6. Personal Property (Jewelry, Art, etc.) Valuable personal property, such as jewelry, art, or other collectibles, should be placed into a trust to ensure they are distributed according to your wishes. This can also prevent disputes among heirs and avoid probate. We include a document that transfers all your personal belongings into your trust.

7. Safe Deposit Box If your safe deposit box contains valuable items, such as a cryptocurrency wallet, or important documents, it is advisable to transfer ownership into a trust. This ensures that your trustee has access to the box without needing a court order, which can be time-consuming and costly.

8. Collectibles (Coins, Stamps, etc.) Collectibles that hold significant value should be included in your trust to ensure they are properly managed and distributed. This not only helps avoid probate but also ensures that these items are handled by someone who understands their worth.

Make Trust the Beneficiary

1. Retirement Accounts (IRA, 401(k)) Retirement accounts like IRAs and 401(k)s should not be transferred into a trust while you are alive due to potential tax consequences. Instead, you can name the trust as the beneficiary of these accounts. This allows the assets to be distributed according to the trust’s terms upon your death while preserving the tax-deferred status of the accounts during your lifetime. Our trusts include a conduit provision to ensure the maximum stretch period can be used for distributions.

2. Life Insurance Policies Naming a trust as the beneficiary of your life insurance policies can help ensure that the proceeds are used according to your wishes. This can be particularly beneficial if you want to provide for minor children or other beneficiaries who might need assistance managing a large sum of money.
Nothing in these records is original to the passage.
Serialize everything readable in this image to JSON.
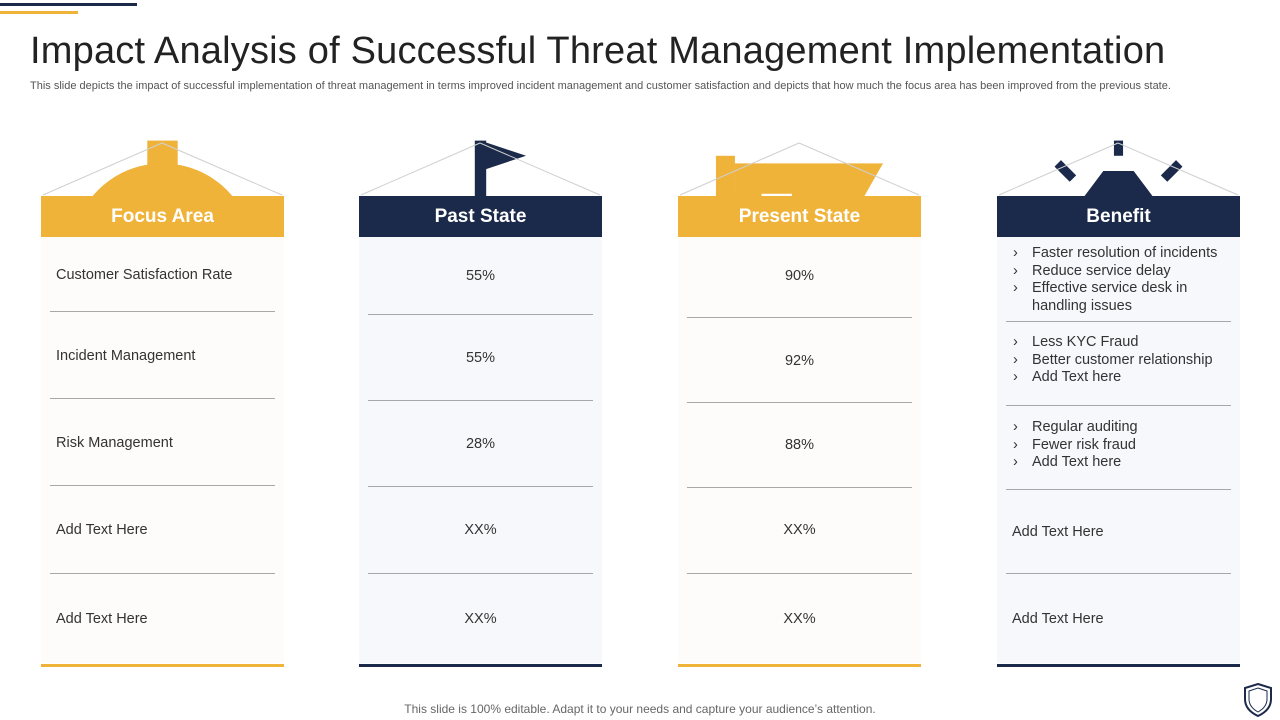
{
  "title": "Impact Analysis of Successful Threat Management Implementation",
  "subtitle": "This slide depicts the impact of successful implementation of threat management in terms improved incident management and customer satisfaction and depicts that how much the focus area has been improved from the previous state.",
  "colors": {
    "gold": "#f0b33a",
    "navy": "#1b2a4a"
  },
  "columns": {
    "focus": {
      "header": "Focus Area",
      "icon": "target-gear-icon",
      "rows": [
        "Customer Satisfaction Rate",
        "Incident Management",
        "Risk Management",
        "Add Text Here",
        "Add Text Here"
      ]
    },
    "past": {
      "header": "Past State",
      "icon": "government-building-icon",
      "rows": [
        "55%",
        "55%",
        "28%",
        "XX%",
        "XX%"
      ]
    },
    "present": {
      "header": "Present State",
      "icon": "flag-icon",
      "rows": [
        "90%",
        "92%",
        "88%",
        "XX%",
        "XX%"
      ]
    },
    "benefit": {
      "header": "Benefit",
      "icon": "hand-diamond-icon",
      "groups": [
        [
          "Faster resolution of incidents",
          "Reduce service delay",
          "Effective service desk in handling issues"
        ],
        [
          "Less KYC Fraud",
          "Better customer relationship",
          "Add Text here"
        ],
        [
          "Regular auditing",
          "Fewer risk fraud",
          "Add Text here"
        ]
      ],
      "rows": [
        "Add Text Here",
        "Add Text Here"
      ]
    }
  },
  "footer": "This slide is 100% editable. Adapt it to your needs and capture your audience’s attention.",
  "corner_icon": "shield-icon"
}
3. Annuities Similar to retirement accounts, annuities should generally not be transferred into a trust while you are alive. Instead, naming the trust as the beneficiary allows the proceeds to be managed and distributed according to your estate plan.

Conclusion

Understanding whether to change the ownership of an asset to a trust or to designate the trust as a beneficiary is important. However, doing so correctly is essential for ensuring that your estate plan functions smoothly and that your assets are distributed according to your wishes. By carefully considering the nature of each asset, you can optimize your estate plan and provide peace of mind for yourself and your loved ones.